She’s optimistic about this new gadget, but others are less so. "Who’s not getting work done because they aren’t getting notifications in time?" says Ravi Bhatt, CEO of software design company Branchfire. He "highly doubts" that the Apple Watch will make us more creative, productive, or efficient. "The problem we’re all having is finding time to focus and get real work done. Task switching kills productivity, and having another device to interrupt you is hardly the answer."
Psychologist and frequent Fast Company contributor Art Markman agrees with Bhatt. If they’re used in the most obvious ways, wearables won’t make us better people—but perhaps a bit more honest, if the boss is tracking your tasks. Read on for his take on wearables in the office.
With the high-tech wearable becoming more discreet—instead of, for example, on our faces in the form of glasses—companies that deal with sensitive information will need to establish a few new security policies around it.
"These devices, which can be described as life-critical in many situations, will almost certainly contain extremely personal data, including sensitive health information," says Ryan Faas, mobile strategist for MobileIron. "Clear privacy policies are paramount."

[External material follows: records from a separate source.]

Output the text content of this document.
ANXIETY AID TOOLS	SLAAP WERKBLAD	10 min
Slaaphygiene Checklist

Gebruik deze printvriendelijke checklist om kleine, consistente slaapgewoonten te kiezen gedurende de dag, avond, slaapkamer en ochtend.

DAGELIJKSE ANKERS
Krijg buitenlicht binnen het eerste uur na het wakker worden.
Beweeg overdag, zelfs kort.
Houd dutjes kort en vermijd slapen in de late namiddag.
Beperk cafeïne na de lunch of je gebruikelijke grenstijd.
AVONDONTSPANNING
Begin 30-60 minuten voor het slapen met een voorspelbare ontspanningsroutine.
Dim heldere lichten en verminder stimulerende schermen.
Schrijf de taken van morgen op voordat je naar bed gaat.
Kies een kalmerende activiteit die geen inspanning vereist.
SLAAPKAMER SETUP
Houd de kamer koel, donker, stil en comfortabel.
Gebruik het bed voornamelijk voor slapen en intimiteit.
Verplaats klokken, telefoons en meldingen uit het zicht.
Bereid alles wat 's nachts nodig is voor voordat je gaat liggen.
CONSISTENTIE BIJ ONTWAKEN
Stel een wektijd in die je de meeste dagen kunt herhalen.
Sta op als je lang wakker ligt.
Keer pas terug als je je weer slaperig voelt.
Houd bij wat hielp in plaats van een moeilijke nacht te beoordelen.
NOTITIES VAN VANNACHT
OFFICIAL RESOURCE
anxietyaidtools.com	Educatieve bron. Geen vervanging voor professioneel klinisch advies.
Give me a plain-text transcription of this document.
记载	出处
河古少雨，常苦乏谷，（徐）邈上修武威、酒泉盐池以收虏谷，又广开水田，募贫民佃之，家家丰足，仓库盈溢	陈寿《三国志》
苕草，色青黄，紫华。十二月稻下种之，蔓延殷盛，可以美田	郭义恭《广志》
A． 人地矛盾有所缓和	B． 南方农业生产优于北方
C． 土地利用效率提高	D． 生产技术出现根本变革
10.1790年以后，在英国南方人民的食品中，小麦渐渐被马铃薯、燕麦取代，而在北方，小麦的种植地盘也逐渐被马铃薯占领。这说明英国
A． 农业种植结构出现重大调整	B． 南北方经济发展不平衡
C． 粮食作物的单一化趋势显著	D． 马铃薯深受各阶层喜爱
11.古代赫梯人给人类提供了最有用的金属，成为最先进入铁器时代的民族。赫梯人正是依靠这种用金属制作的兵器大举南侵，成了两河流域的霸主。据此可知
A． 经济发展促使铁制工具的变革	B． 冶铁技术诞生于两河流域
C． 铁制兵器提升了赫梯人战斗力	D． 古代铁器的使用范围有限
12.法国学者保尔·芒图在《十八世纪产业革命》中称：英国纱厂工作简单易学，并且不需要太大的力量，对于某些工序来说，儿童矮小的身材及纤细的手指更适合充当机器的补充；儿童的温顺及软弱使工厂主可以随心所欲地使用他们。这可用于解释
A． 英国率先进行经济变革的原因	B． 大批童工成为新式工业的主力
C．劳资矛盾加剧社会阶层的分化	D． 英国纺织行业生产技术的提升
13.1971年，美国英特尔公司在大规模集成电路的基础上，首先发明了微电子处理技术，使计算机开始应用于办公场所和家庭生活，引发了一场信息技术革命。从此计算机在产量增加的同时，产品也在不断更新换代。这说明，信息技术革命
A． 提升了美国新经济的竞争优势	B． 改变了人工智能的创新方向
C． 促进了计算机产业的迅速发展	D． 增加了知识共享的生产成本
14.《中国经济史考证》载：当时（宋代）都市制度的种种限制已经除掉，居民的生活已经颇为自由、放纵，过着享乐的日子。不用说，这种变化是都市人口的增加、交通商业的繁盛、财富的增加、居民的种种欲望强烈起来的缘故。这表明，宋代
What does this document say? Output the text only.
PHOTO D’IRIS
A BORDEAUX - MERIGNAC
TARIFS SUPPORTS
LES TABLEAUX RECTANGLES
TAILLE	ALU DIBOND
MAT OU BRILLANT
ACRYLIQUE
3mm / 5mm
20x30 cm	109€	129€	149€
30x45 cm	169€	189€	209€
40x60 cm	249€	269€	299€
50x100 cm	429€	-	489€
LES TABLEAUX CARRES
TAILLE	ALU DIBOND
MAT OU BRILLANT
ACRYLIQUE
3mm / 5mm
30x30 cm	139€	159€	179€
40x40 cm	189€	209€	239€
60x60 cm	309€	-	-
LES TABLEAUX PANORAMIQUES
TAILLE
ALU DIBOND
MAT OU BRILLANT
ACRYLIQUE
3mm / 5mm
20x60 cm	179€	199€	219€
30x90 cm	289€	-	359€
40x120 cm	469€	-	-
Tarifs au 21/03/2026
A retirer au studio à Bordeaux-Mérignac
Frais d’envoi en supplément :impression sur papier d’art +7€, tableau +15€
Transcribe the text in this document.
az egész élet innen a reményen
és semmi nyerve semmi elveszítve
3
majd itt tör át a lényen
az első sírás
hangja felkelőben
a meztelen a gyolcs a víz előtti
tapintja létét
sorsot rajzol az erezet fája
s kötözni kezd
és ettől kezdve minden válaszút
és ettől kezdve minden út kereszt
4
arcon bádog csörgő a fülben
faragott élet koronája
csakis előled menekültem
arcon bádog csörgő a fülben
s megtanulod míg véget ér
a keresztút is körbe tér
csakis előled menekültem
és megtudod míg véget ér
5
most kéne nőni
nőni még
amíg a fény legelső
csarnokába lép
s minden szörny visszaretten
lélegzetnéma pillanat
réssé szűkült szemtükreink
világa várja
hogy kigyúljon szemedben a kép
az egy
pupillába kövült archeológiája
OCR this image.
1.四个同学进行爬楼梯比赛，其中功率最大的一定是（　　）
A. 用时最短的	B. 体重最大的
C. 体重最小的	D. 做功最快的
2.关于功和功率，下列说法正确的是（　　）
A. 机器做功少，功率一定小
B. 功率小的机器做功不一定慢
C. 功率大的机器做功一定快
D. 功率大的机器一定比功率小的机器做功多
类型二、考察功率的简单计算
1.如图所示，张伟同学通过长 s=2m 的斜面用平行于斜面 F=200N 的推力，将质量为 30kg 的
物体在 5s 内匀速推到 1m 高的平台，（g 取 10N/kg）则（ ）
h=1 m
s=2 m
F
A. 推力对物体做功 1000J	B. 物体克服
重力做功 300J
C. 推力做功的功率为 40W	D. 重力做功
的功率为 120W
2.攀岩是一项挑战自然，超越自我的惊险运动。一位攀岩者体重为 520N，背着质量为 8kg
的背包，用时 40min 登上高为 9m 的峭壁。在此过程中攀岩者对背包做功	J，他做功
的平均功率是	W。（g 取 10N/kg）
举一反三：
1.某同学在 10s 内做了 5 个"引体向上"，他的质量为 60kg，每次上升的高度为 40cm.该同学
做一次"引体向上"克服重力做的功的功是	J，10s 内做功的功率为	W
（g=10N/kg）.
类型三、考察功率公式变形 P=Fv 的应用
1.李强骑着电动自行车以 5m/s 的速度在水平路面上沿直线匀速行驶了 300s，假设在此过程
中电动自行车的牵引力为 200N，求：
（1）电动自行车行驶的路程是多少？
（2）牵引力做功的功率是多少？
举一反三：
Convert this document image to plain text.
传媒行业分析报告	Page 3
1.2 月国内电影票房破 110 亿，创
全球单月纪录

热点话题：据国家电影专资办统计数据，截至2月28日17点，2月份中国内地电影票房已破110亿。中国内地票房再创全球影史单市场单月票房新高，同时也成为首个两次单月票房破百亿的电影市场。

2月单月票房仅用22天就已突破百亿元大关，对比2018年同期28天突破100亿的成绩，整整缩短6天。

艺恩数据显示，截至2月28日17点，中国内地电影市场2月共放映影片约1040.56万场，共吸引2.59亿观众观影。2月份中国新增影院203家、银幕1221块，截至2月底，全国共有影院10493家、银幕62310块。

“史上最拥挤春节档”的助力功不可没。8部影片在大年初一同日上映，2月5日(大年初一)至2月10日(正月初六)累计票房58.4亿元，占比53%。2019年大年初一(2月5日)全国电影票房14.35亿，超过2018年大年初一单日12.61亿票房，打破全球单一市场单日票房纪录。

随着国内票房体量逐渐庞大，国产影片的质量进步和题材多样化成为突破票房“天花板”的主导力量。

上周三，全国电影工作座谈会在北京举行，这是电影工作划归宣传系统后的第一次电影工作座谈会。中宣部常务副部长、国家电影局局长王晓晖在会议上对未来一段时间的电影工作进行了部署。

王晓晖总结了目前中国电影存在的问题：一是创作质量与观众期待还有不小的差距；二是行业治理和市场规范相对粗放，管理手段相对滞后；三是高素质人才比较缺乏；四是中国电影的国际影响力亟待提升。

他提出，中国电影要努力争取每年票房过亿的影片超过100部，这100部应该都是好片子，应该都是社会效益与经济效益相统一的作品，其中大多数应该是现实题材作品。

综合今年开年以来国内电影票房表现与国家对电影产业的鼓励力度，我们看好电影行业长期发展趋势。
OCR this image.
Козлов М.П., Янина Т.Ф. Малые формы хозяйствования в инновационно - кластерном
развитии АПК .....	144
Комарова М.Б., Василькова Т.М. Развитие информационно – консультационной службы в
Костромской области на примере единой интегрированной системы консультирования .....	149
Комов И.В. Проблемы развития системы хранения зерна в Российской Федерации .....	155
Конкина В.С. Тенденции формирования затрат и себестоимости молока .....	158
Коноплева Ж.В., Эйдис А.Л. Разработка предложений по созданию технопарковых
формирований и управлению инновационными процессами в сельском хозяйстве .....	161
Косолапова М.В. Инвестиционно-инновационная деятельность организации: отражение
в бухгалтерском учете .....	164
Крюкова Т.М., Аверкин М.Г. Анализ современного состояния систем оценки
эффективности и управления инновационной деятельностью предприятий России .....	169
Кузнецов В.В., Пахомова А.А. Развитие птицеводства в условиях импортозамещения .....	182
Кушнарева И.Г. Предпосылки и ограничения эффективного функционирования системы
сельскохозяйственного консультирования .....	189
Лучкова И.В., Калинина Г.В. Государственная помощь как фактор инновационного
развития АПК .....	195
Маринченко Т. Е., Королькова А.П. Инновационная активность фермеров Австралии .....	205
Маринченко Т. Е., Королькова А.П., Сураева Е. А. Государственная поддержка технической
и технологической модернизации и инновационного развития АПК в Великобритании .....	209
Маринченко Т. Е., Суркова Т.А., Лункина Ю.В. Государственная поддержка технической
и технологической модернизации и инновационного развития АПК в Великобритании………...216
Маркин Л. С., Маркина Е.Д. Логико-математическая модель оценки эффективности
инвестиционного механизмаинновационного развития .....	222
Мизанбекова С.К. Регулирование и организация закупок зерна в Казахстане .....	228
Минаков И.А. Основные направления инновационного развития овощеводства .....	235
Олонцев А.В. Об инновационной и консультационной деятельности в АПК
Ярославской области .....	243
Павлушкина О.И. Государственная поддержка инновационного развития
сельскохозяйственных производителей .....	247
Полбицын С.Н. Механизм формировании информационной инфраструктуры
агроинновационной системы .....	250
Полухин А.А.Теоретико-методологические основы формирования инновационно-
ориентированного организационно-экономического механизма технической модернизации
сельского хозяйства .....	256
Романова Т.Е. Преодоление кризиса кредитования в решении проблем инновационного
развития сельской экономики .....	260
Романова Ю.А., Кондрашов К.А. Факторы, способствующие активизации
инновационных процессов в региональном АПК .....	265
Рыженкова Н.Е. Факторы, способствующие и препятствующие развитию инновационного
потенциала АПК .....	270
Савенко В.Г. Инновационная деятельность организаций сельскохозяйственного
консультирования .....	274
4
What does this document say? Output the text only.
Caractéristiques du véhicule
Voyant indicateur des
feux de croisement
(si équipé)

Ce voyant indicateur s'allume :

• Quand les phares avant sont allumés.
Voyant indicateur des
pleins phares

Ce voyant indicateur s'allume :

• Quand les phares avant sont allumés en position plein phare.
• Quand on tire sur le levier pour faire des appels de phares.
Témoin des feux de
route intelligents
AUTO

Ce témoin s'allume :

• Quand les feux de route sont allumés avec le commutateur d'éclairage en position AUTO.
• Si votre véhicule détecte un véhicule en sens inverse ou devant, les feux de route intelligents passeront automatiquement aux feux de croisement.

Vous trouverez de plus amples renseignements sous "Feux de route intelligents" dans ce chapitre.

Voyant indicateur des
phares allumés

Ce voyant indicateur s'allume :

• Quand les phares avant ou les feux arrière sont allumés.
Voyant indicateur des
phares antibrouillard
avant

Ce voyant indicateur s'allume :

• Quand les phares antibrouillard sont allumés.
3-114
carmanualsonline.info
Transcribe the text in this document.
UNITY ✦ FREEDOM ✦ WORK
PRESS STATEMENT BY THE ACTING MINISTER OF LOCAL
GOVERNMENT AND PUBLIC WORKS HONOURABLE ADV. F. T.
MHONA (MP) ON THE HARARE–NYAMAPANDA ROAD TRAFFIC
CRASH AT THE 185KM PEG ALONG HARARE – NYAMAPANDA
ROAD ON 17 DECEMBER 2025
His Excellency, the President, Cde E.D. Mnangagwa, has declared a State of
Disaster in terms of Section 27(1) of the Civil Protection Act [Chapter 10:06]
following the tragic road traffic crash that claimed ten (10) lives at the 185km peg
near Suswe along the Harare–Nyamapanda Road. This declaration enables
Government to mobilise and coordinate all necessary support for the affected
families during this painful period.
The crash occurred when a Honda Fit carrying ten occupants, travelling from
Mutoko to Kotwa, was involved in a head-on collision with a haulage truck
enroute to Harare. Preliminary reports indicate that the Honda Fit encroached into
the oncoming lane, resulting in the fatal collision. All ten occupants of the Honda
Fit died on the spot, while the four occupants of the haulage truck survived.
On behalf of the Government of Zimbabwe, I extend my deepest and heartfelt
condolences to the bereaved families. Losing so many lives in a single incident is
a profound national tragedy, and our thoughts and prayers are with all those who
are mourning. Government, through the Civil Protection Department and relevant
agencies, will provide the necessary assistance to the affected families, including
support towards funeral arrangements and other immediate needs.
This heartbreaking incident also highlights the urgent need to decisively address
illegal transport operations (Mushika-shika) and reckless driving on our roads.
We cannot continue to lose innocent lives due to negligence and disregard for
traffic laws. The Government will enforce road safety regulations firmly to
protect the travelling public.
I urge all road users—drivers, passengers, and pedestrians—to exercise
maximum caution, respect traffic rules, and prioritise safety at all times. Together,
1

Alongside personal privacy, company data could be at risk when it’s bared for the world on a watch. Company IT departments and the rest of the workforce will have to start a conversation, Faas says, about how they’ll use features as simple as email notifications up to in-development apps and services, as smartwatches start multiplying across an office.
We could be sitting in "wearables training seminars" on safety and protocol in five years—and glancing at our watches waiting for them to be over.
A smartwatch looks a lot cooler than a retractable cord affixing a photo of ourselves to our pants. If Apple’s new watch can check us into an airport or pay for our coffee, it could eventually scan us into our buildings.
That’s just a small example of the approach apps are taking toward smart wearables: to make your already daily grabs at your attention as frictionless as possible. We’ll be carrying our next big presentation notes and calendar updates on or wrists.
It’ll take a few years before we know the lasting changes these new devices will make on our workplaces. In the meantime, get ready for a lot of Knight Rider impersonations from your coworkers.